Video games are time-consuming. The problem is they’re fun, engrossing, often beautiful, and tell great stories. Beating them is also satisfying. Most people beat a game and are done with it. But for others the job is not done after defeating the final boss–they must go on to accomplish every task available. These poor people are called ‘completionists’.

It takes longer to complete a game than to merely beat it. But how much longer? And how can we model the relationship between time to beat and time to complete?

# Getting the Data

There’s a lot of data on Twitter. Most of it is unstructured, nonsensical, and profane. One exception, however, is the HowLongToBeat account. Scroll through the tweets and you’ll notice a pattern:

It takes X hours on average to beat Y, (Z hours for completionists)

That’s (mostly) structured data! We just need {rtweet} and some regular expressions to extract the names and hours variables. Here’s one way:

```
Rows: 29
Columns: 5
$ name <chr> "Animal Crossing: New Horizons", "Assassin's Creed IV: Black F…
$ hrs_to_beat <dbl> 60.5, 23.0, 43.0, 12.5, 46.0, 48.5, 9.0, 24.5, 2.0, 31.0, 22.5…
$ hrs_to_comp <dbl> 363.0, 59.5, 105.0, 33.5, 149.0, 192.0, 10.0, 60.0, 2.5, 82.0,…
$ img1 <chr> "https://t.co/vPZeL1V7sj", "https://t.co/IbCtFNfoHx", "https:/…
$ img2 <chr> "https://t.co/zdWE2Z77cg", "https://t.co/qk0RVyz0OC", "https:/…
```

Plotting the relative differences:

Obviously, the longer a game takes to beat, the longer it takes to complete. Let’s model the relationship:

```
Call:
lm(formula = hrs_to_beat_comp ~ hrs_to_beat, data = gametimes)
Residuals:
Min 1Q Median 3Q Max
-55.332 -17.349 -2.289 16.042 128.886
Coefficients:
Estimate Std. Error t value Pr(>|t|)
(Intercept) -20.9602 10.8826 -1.926 0.066 .
hrs_to_beat 4.2161 0.4134 10.199 3.34e-10 ***
Signif. codes: 0 ‘***’ 0.001 ‘**’ 0.01 ‘*’ 0.05 ‘.’ 0.1 ‘ ’ 1
Residual standard error: 34.91 on 24 degrees of freedom
Multiple R-squared: 0.8125, Adjusted R-squared: 0.8047
F-statistic: 104 on 1 and 24 DF, p-value: 3.343e-10
```

While the metrics are great (high R-squared, low p-value, etc.), the model is problematic for several reasons. First, I have a limited number of observations (27). Second, Y is inseparably part of X–they are in some respect measures of the same thing. Third, Animal Crossing is a conspicuous outlier tilting the model’s fit. Its Cook’s D is enormous:

But using some domain knowledge, I’ll elect not to remove Animal Crossing from my dataset. I know there are other games with similar amounts of extra content (e.g. Stardew Valley) where the hours-to-complete soars into the hundreds. Not disqualifying for now.
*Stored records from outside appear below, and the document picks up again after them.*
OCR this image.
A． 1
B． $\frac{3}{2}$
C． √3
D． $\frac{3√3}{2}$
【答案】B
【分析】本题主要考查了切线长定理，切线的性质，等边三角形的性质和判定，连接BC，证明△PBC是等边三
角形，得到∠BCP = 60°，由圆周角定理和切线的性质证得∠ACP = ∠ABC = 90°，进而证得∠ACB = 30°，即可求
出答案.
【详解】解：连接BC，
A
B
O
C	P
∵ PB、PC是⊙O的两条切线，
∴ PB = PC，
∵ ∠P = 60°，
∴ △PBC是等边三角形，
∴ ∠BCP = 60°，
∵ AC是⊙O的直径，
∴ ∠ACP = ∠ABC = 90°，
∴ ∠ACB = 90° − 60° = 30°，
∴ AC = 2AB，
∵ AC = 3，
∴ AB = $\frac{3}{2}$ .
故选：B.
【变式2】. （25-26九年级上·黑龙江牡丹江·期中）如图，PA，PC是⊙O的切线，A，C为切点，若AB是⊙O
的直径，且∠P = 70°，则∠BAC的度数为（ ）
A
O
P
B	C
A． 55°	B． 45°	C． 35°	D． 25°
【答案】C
And fourth: let’s see another plot:

Hmmm, that doesn’t look totally linear. The fit consistently *underestimates* hours to complete with short games (0-10 hours), but then consistently *overestimates* hours to compleete with medium games (10-50 hours). Let’s venture some polynomial quadratic and cubic models instead:

```
# Comparison of Model Performance Indices
Name | Model | AIC | BIC | R2 | R2 (adj.) | RMSE | Sigma
----------------------------------------------------------------------
lm1 | lm | 289.296 | 293.398 | 0.817 | 0.810 | 31.992 | 33.155
qm1 | lm | 260.269 | 265.738 | 0.937 | 0.932 | 18.737 | 19.789
cm1 | lm | 234.091 | 240.927 | 0.976 | 0.973 | 11.527 | 12.415
```

The quadratic and cubic models unsurprisingly improve on the linear model across the board the case. Lower RMSE, higher R2, etc. The improved fits are obvious when plotted together:

But is this classic overfitting? Let’s test the models on some new data. I unscientifically researched the hours-to-beat from some popular games I’ve played and predicted the hours-to-complete with each model. Which comes out ahead?

None do particularly well. The assumption of homoscedasticity appears to be violated. But the cubic model does best with short and medium length games and does a better job capturing how completion times initially scale upwards. One could perhaps coerce the y-intercept of the linear model to zero for some improvement, but that strategy is generally inadvisable.

In sum, I actually think the cubic model is capturing something real: there’s a non-linear rate to how bigger games get bigger in terms of hours to beat vs. hours to complete. There are–at a glance–three suggestive clusters: small games, medium games, and large games; and the lines of demarcation between them is not on a single slope. Whether that phenomena is due to small sample sizes, studio budgeting, genre, or creation date remains a mystery.